The brain is apparently capable of achieving motor memory through a prosthetic device. At least that’s a latest research reveals. The brain, analysis revealed could achieve motor memory with a prosthetic device. This should provide hope to physically disabled people as they may some day master the control of artificial limbs with greater relief. This research was conducted by scientists at the University of California, Berkeley.
These scientists dealt with an important question on whether the brain could create a constant neural map of a motor task. This was done in order to create control of an artificial limb more spontaneously.
In this research, macaque monkeys using brain signals apparently discovered how to move a computer cursor to various ends. The researchers observed that the brain could develop a mental map of a solution in order to accomplish the task with high abilities. In addition, it stuck to the neural pattern without causing any deviation, similar to a driver who adheres to a specified route while commuting to work.
“When your own body performs motor tasks repeatedly, the movements become almost automatic. The profound part of our study is that this is all happening with something that is not part of one’s own body. We have demonstrated that the brain is able to form a motor memory to control a disembodied device in a way that mirrors how it controls its own body. That has never been shown before,” stated Chief investigator of the research, Jose Carmena, a UC Berkeley assistant professor.
In recent times, researchers in the field of brain-machine interfaces are believed to have made significant strides in order to improve the lives of people with physical ailments.
According to a novel survey, approximately 1.3 million people in the United States experience some form of paralysis caused by spinal cord injury. This survey was performed by the Christopher and Dana Reeve Foundation in April 2009. The survey also found that when other causes of restricted movement were considered, the number of Americans affected with paralysis increased to 5.6 million. Restricted movements included stroke, multiple sclerosis and cerebral palsy.
Researchers have already confirmed that rodents, non-human primates and humans were able to manage robotic devices or computer cursors in actual instance only through brain signals. However, previously it was unclear whether such a skill had combined as a motor memory. The latest research was of the opinion that the brain is capable of creating a stable, mental symbol of a disembodied device so that it could be controlled with little effort.
In order to explain this, Carmena and Karunesh Ganguly, a post-doctoral fellow in Carmena’s laboratory, were believed to have made use of a mathematical model which they paired with a stable group of neurons in the brain. The model was called as the ‘decoder’ that seemed to remain static throughout the research. Apparently, the decoder was similar to a simplified spinal cord which translated the signals from the brain’s motor cortex into movement of the cursor.
It was observed that the monkeys took nearly four to five days of practice to master defined control of the cursor. Once they mastered the cursor, they were able of completing the task easily and quickly for the next two weeks.

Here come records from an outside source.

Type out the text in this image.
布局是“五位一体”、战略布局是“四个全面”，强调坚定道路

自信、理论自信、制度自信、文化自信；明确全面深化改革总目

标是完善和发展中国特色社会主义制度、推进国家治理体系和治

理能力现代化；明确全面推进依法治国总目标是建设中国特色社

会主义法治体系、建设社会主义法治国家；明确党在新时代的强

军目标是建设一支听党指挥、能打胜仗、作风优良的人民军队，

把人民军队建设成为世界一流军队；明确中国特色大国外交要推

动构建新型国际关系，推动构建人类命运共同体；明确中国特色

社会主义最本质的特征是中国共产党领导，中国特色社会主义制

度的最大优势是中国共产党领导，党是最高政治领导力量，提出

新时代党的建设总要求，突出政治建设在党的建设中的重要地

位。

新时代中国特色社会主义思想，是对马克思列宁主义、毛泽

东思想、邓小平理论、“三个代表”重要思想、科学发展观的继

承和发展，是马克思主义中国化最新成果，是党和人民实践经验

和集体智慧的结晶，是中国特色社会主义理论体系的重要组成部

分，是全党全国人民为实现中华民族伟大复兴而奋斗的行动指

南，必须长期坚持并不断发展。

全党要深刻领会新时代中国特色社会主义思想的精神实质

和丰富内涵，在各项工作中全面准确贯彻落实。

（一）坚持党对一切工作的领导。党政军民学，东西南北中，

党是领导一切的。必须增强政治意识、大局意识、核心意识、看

As the tasks were being completed, researches seemed to examine the changes taking place in the activity of individual neurons involved in controlling the cursor. They could notify which cells were firing when the cursor moved in specific directions. Researchers supposedly noticed that the neural patterns involved in the ‘solution’ stabilized as soon as the animals became experts at the given task.
Carmen said that, “The solution adopted is what the brain returned to repeatedly.”

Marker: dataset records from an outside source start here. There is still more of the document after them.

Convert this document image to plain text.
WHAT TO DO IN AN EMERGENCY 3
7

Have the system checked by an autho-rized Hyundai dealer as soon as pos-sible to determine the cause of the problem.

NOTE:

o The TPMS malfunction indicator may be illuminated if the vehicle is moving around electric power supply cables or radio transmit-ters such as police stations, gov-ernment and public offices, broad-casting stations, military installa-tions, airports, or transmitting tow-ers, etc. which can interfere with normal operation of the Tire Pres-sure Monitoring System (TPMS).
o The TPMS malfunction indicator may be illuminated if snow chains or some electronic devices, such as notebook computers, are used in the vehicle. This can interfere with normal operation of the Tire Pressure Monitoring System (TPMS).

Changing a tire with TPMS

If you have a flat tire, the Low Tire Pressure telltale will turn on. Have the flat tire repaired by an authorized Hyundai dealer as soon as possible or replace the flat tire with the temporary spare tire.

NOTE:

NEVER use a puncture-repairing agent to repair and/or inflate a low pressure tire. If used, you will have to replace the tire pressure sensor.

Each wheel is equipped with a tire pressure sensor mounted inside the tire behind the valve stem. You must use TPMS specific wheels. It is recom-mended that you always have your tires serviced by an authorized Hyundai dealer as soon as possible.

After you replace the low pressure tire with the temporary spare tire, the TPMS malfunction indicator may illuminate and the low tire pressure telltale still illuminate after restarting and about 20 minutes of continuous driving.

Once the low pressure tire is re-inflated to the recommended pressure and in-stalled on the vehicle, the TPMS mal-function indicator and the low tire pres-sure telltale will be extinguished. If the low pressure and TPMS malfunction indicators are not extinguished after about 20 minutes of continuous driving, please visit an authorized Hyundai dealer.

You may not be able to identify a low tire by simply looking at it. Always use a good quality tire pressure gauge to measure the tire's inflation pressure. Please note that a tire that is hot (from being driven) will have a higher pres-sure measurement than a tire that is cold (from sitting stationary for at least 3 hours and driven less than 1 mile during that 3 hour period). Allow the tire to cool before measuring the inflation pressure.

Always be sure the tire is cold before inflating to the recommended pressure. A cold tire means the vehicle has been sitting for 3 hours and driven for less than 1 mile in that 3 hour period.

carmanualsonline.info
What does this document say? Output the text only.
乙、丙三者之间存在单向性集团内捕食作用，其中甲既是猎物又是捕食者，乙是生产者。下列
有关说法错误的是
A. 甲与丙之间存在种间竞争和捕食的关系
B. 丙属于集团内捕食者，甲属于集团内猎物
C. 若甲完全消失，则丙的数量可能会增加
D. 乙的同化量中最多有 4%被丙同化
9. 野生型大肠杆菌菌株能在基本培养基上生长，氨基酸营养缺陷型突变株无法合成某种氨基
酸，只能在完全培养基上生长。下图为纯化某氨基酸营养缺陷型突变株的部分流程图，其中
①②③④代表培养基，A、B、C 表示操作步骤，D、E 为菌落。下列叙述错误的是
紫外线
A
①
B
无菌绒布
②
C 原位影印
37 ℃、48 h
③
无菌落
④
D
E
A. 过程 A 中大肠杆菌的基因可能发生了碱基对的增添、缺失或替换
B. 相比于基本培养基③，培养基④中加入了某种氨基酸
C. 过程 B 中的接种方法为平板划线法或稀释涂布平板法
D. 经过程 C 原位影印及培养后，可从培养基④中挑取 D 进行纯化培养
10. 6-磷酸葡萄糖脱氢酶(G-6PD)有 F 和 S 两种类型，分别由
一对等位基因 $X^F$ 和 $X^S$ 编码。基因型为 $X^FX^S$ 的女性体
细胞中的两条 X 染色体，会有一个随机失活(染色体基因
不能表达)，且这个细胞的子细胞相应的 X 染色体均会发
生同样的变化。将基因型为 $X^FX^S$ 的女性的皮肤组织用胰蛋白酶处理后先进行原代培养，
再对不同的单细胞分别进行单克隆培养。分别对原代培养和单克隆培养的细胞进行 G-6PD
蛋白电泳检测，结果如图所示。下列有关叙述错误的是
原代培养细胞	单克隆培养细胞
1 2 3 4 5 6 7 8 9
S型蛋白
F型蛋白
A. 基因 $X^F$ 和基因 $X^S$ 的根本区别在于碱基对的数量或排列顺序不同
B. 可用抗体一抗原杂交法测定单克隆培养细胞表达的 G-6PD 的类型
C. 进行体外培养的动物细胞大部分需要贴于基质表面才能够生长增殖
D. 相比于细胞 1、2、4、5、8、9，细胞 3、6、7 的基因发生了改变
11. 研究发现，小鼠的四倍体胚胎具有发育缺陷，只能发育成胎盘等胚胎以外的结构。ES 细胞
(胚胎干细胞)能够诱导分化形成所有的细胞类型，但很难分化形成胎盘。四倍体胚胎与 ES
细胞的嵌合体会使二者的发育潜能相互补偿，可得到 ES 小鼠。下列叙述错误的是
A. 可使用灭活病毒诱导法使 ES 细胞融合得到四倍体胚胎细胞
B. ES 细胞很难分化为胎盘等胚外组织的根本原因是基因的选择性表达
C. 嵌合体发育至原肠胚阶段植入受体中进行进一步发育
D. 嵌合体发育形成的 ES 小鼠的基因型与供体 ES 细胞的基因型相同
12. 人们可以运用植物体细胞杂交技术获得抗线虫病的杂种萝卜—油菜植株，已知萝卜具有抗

Stability is one of three major features which scientists seem to relate with motor memory. This stability feature is most familiar with music teachers and athletic coaches who assist their students to ‘unlearn’ wrong techniques, as once a motor memory has been merged, it could be difficult to alter.
Motor memory is known for its ability to be quickly recalled upon demand and also for its resistance to interference when new skills are learned. Allegedly, these three elements were demonstrated in the UC Berkeley research. A real-life example of resistance to interference includes people who return to an automatic transmission car after learning how to drive manual cars.

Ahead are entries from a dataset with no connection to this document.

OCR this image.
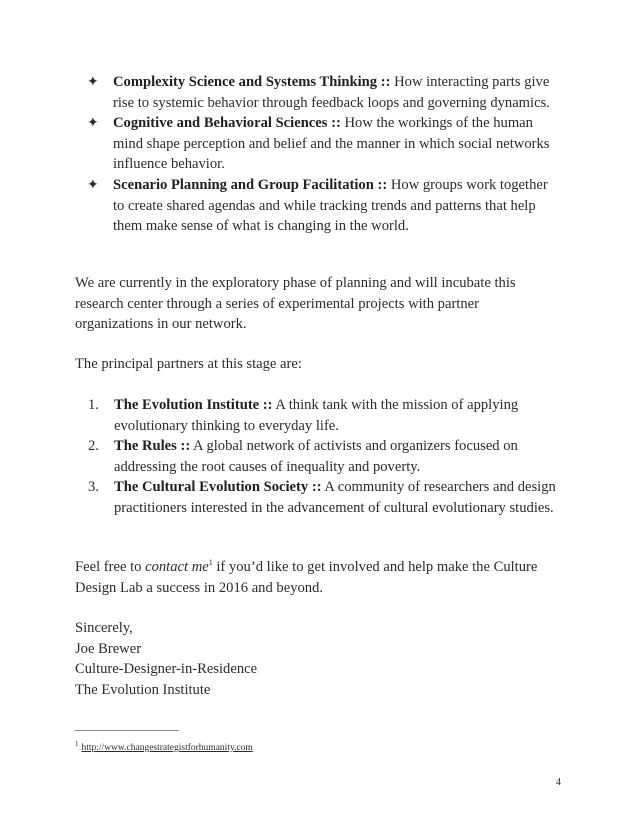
✦ Complexity Science and Systems Thinking :: How interacting parts give rise to systemic behavior through feedback loops and governing dynamics.
✦ Cognitive and Behavioral Sciences :: How the workings of the human mind shape perception and belief and the manner in which social networks influence behavior.
✦ Scenario Planning and Group Facilitation :: How groups work together to create shared agendas and while tracking trends and patterns that help them make sense of what is changing in the world.
We are currently in the exploratory phase of planning and will incubate this research center through a series of experimental projects with partner organizations in our network.
The principal partners at this stage are:
1. The Evolution Institute :: A think tank with the mission of applying evolutionary thinking to everyday life.
2. The Rules :: A global network of activists and organizers focused on addressing the root causes of inequality and poverty.
3. The Cultural Evolution Society :: A community of researchers and design practitioners interested in the advancement of cultural evolutionary studies.
Feel free to contact $me^1$ if you’d like to get involved and help make the Culture Design Lab a success in 2016 and beyond.
Sincerely,
Joe Brewer
Culture-Designer-in-Residence
The Evolution Institute
$^1$ http://www.changestrategistforhumanity.com
4
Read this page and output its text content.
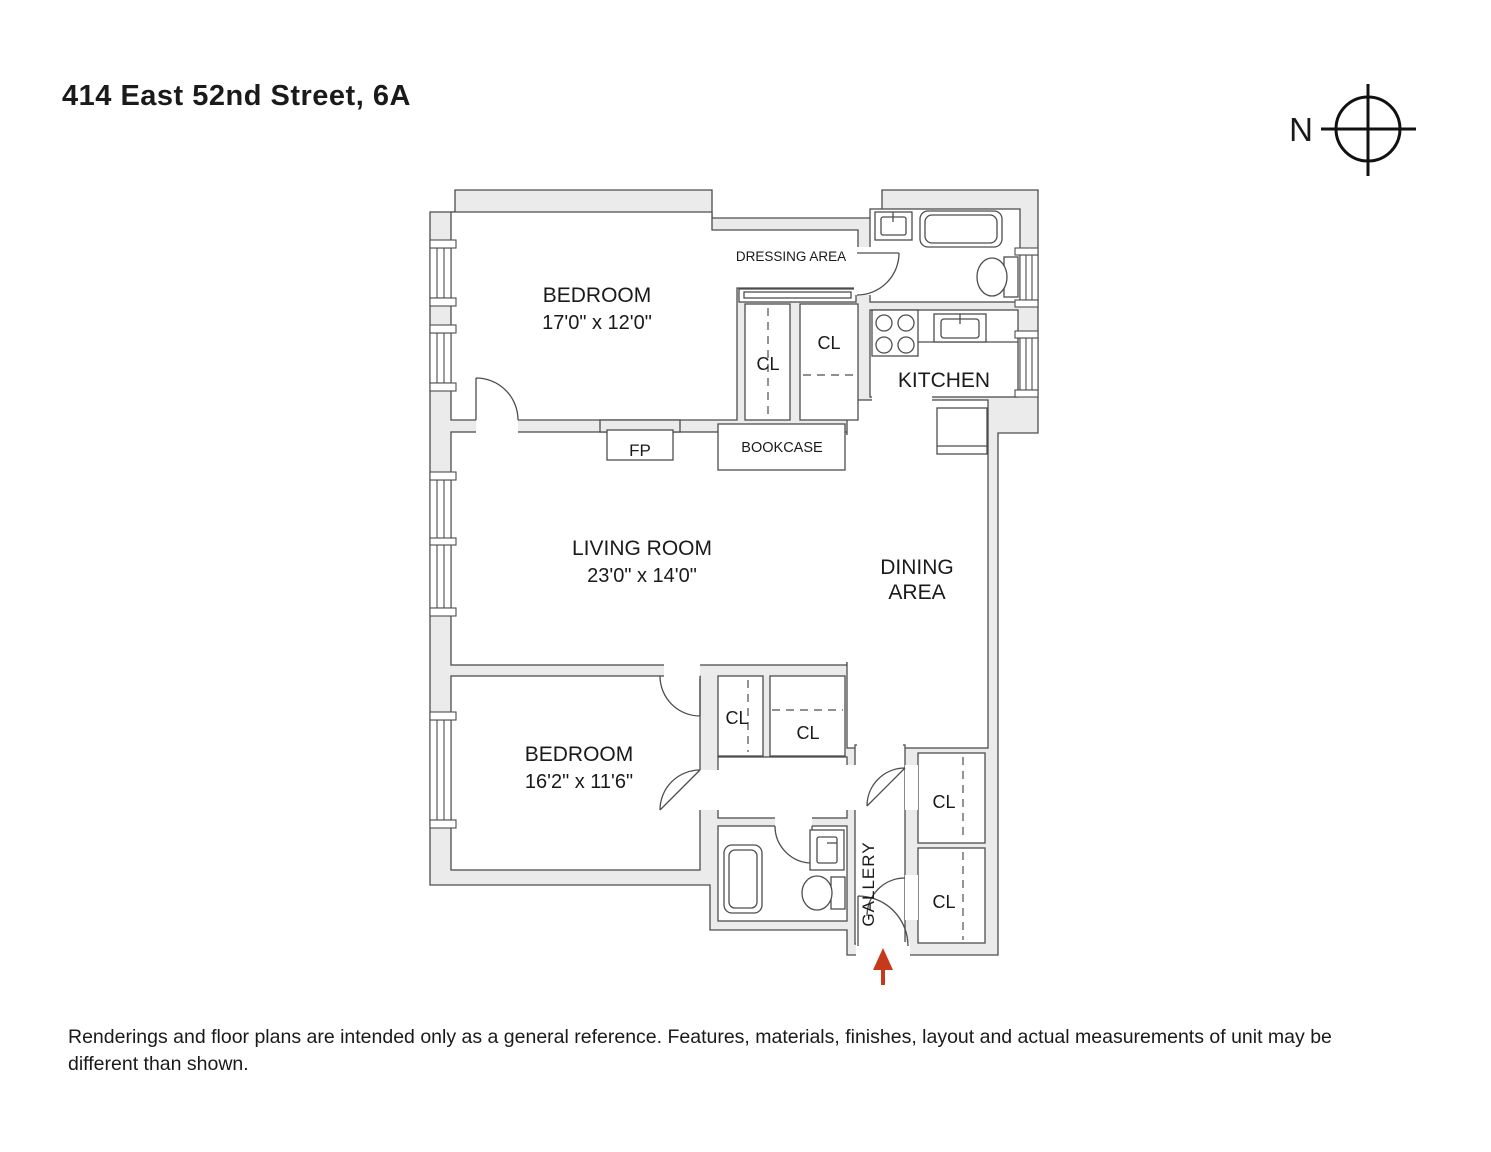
414 East 52nd Street, 6A
N
BEDROOM
17'0" x 12'0"
DRESSING AREA
CL
CL
KITCHEN
BOOKCASE
FP
LIVING ROOM
23'0" x 14'0"	DINING
AREA
BEDROOM
16'2" x 11'6"
CL
CL
CL
CL
GALLERY
Renderings and floor plans are intended only as a general reference. Features, materials, finishes, layout and actual measurements of unit may be
different than shown.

Exactly after two weeks the monkeys grasped the first decoder, they were presented with a novel decoder which was marked by a different colored cursor. As the monkeys were mastering the new decoder, the researchers would unexpectedly switch back to the original decoder. However, they noticed that the monkeys could instantly carry out the task without missing a beat. Researchers stated that the monkeys seemed to show a level of neural plasticity which was in no way before related with the control of a prosthetic device. This level of neural plasticity was observed when monkeys could simply switch back and forth between the two decoders.
Carmena further added that, “This is a study that says that maybe one day; we can really think of the ultimate neuroprosthetic device that humans can use to perform many different tasks in a more natural way. Nevertheless, beyond its clinical applications, which are very clear, this line of research sheds light on how the brain assembles and organizes neurons, and how it forms a motor memory to control the prosthetic device. These are important, fundamental questions about how the brain learns in general.
However, researchers have recognized that prosthetic devices will not be able to come in terms to what millions of years of evolution have accomplished in order to allow animal brains to control body movement.
This research has been published in the open-access journal PLoS Biology.